Dove si legge, in questi giorni, tale barbarie velenosa, tale furia etnica? Cronache dalla polvere è il risultato di un lavoro collettivo, undici autori e autrici (raccolti nello pseudonimo di Zoya Barontini) con altrettanti racconti hanno partecipato al progetto di mosaic novel curato da Jadel Andreetto. Ricordi personali e familiari che portano dove la crudezza storica non dà scampo, a patto che i fantasmi non si rifiutino di apparire là dove vengono convocati, e spinti (se non spintonati) a narrare le proprie storie e tutto quello che videro in quel tempo feroce.
Gli scrittori e le scrittrici, tutti pressoché giovani ma con alle spalle molte pubblicazioni e impegni letterari, prestano il loro ingegno alla narrazione di episodi dove le gesta esposte non mancano di creare imbarazzo e disgusto, pietà e rabbia. Ma le storie sono quelle, quasi sempre taciute o cancellate dalla memoria collettiva. C’è da chiedersi quanto sia rimasto, in epoca recente, nel deposito così definito. Memoria? Quali padri hanno saputo raccontare quel che hanno visto, o sentito rievocare da commilitoni e amici, ai figli nati negli anni Cinquanta del Novecento? Forse, tutt’al più, qualche piccola cronaca infarcita d’esotismo, con sottomano una manciata di cartoline color seppia raffiguranti “bellezze” (l’uso delle virgolette, per inciso, rimanda al pensiero collettivo di quel periodo) africane a seno nudo riesumate da bauli polverosi. Questo è un ricordo personale. Impregnato d’imbarazzo paterno nel cogliermi a sfogliare quelle immagini, di certo dovuto alla nudità esposta e non all’improvvisa emersione di scene sanguinose. Ma lui non era stato in Etiopia, senza plaudire o volgere all’indulgenza, evitiamo troppo spicci fardelli.
I dieci racconti presenti in Cronache dalla polvere sono accompagnati dalle illustrazioni nitidamente visionarie di Alberto Merlin, e da postille dove ogni autore e autrice presentano testimonianze e rievocazioni affiorate dagli album mnemonici di intere famiglie. Prova diretta di quanto i nomi possano ancora rimandare al tempo odierno le cronache che furono, a lungo taciute ma sicuramente infestanti gli animi di molti. Ogni racconto sembra pietosamente togliere dalla croce i personaggi più neri di quel tempo, le storie intime di coloro che furono costretti al viaggio coatto e alle azioni più truculente.

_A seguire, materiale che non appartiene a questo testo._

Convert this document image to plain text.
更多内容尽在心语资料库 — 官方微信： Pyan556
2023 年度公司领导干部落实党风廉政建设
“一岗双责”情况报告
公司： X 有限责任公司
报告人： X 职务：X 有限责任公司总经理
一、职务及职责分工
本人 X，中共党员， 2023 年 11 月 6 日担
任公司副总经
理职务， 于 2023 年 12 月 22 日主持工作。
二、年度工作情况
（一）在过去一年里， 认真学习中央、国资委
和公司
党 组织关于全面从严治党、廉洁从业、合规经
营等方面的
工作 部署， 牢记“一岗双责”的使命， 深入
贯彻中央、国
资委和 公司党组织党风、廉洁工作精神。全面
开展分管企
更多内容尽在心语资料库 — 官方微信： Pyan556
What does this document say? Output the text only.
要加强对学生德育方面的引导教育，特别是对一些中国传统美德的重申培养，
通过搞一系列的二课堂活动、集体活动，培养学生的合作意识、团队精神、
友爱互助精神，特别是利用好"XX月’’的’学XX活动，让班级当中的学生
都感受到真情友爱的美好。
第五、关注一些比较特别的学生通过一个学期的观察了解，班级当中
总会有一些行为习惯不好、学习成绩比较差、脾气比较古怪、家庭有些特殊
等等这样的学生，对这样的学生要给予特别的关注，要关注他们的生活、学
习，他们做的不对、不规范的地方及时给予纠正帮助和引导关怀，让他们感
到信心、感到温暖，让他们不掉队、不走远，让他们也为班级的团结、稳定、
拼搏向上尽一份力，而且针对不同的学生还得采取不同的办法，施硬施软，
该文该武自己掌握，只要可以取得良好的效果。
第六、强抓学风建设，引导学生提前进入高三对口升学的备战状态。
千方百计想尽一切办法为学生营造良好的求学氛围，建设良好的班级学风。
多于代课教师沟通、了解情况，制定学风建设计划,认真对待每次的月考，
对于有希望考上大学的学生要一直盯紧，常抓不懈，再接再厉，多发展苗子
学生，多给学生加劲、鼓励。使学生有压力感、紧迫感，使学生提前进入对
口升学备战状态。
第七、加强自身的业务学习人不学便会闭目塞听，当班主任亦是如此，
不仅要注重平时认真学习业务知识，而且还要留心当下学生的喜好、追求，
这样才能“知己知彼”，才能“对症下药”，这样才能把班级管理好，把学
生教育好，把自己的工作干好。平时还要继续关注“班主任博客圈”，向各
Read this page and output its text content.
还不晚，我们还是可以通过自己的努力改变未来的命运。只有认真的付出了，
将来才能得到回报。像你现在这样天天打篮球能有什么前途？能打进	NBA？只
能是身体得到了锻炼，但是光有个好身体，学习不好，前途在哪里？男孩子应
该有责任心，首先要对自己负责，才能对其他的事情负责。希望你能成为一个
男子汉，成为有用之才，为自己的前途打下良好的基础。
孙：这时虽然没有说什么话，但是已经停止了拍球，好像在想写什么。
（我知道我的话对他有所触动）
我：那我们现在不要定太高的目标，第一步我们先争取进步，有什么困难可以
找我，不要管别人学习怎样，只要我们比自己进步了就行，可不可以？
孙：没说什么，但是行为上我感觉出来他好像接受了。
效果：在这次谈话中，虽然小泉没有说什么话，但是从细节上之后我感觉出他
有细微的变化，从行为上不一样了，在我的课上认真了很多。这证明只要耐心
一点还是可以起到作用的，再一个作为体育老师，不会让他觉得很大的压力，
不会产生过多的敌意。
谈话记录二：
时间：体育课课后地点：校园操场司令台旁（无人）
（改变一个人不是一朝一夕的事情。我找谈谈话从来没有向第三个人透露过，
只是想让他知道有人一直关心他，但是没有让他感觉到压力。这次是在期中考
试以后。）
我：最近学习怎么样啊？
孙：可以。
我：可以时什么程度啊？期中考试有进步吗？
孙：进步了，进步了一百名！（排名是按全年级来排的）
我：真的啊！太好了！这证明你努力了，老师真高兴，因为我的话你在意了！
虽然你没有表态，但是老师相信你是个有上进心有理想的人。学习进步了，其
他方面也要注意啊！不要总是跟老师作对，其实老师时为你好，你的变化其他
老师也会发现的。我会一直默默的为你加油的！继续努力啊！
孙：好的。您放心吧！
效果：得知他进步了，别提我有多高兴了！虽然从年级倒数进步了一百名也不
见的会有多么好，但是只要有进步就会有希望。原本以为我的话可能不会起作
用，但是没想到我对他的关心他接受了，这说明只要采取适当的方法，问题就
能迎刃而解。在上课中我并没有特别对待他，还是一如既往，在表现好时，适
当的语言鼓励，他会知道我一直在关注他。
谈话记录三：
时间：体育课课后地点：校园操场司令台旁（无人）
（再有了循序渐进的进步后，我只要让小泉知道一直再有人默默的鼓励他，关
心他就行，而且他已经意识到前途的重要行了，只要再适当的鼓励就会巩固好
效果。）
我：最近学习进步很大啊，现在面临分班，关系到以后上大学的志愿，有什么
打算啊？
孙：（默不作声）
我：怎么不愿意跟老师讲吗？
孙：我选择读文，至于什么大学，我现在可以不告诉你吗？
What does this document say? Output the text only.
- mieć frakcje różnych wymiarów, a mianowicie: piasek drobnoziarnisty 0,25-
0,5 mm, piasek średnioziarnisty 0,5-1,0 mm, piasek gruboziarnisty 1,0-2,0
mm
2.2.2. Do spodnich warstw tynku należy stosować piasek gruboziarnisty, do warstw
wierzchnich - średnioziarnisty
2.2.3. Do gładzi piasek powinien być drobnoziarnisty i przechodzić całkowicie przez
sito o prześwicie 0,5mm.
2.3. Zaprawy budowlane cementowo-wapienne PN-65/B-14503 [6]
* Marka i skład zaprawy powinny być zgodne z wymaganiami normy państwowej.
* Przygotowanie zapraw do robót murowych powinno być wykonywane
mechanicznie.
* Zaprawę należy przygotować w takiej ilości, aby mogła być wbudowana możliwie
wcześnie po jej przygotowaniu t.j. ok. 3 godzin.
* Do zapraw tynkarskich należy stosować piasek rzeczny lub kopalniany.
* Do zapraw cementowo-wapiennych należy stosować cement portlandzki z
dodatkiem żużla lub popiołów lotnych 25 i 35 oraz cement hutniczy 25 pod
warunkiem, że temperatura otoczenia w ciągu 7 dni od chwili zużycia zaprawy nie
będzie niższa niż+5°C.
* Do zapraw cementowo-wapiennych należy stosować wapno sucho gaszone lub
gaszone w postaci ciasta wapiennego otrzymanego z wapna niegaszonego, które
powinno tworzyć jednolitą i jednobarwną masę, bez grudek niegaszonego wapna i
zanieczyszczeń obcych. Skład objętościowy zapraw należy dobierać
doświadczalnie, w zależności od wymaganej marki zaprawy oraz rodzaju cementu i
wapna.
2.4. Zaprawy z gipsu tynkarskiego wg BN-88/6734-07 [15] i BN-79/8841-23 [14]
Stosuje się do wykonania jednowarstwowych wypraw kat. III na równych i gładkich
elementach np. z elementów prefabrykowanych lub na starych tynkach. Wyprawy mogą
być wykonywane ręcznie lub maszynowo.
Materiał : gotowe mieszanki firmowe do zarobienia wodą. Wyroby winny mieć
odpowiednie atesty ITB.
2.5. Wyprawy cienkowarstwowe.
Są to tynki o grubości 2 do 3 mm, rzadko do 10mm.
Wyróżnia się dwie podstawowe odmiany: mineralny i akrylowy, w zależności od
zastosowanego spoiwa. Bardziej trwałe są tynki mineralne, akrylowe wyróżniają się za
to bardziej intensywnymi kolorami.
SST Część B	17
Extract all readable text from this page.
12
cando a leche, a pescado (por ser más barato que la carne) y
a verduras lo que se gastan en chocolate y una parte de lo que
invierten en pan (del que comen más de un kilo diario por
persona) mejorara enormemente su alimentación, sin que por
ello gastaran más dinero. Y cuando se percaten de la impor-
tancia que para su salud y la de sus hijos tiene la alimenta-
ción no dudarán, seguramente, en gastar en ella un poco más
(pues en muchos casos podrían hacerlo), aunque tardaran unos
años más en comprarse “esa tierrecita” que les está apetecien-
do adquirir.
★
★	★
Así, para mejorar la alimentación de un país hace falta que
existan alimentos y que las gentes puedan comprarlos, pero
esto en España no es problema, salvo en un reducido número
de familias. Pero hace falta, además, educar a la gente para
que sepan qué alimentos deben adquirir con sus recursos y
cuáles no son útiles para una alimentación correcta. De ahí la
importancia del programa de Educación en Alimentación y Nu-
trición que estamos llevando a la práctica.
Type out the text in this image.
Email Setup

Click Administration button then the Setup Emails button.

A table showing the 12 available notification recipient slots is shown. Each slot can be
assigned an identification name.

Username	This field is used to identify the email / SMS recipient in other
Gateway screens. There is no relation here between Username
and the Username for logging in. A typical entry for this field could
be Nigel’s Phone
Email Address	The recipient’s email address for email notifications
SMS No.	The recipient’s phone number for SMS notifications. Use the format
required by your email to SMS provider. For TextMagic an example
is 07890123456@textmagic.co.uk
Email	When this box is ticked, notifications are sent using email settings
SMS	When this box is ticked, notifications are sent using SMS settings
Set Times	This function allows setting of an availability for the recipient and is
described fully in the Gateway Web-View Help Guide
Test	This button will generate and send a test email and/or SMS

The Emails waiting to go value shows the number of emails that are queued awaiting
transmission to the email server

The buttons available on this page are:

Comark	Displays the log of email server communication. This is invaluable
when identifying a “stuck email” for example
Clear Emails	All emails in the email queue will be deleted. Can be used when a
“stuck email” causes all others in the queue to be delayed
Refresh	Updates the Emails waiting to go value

Nessuna redenzione utile, sia chiaro, ma la capacità di questi scrittori è palese: dal repertorio linguistico alla consapevolezza morale di voler scoperchiare un sigillo di piombo rimasto saldo per quasi un secolo. Il dissesto politico di quegli anni nitidamente vili torna alla luce con particolari filmici di grande efficacia, in questo libro si respira tutta la polvere ideologica e razzista che sembra ancora battere duramente contro le nostre coscienze postume. Ma che postume, considerata l’attualità, non resteranno a lungo.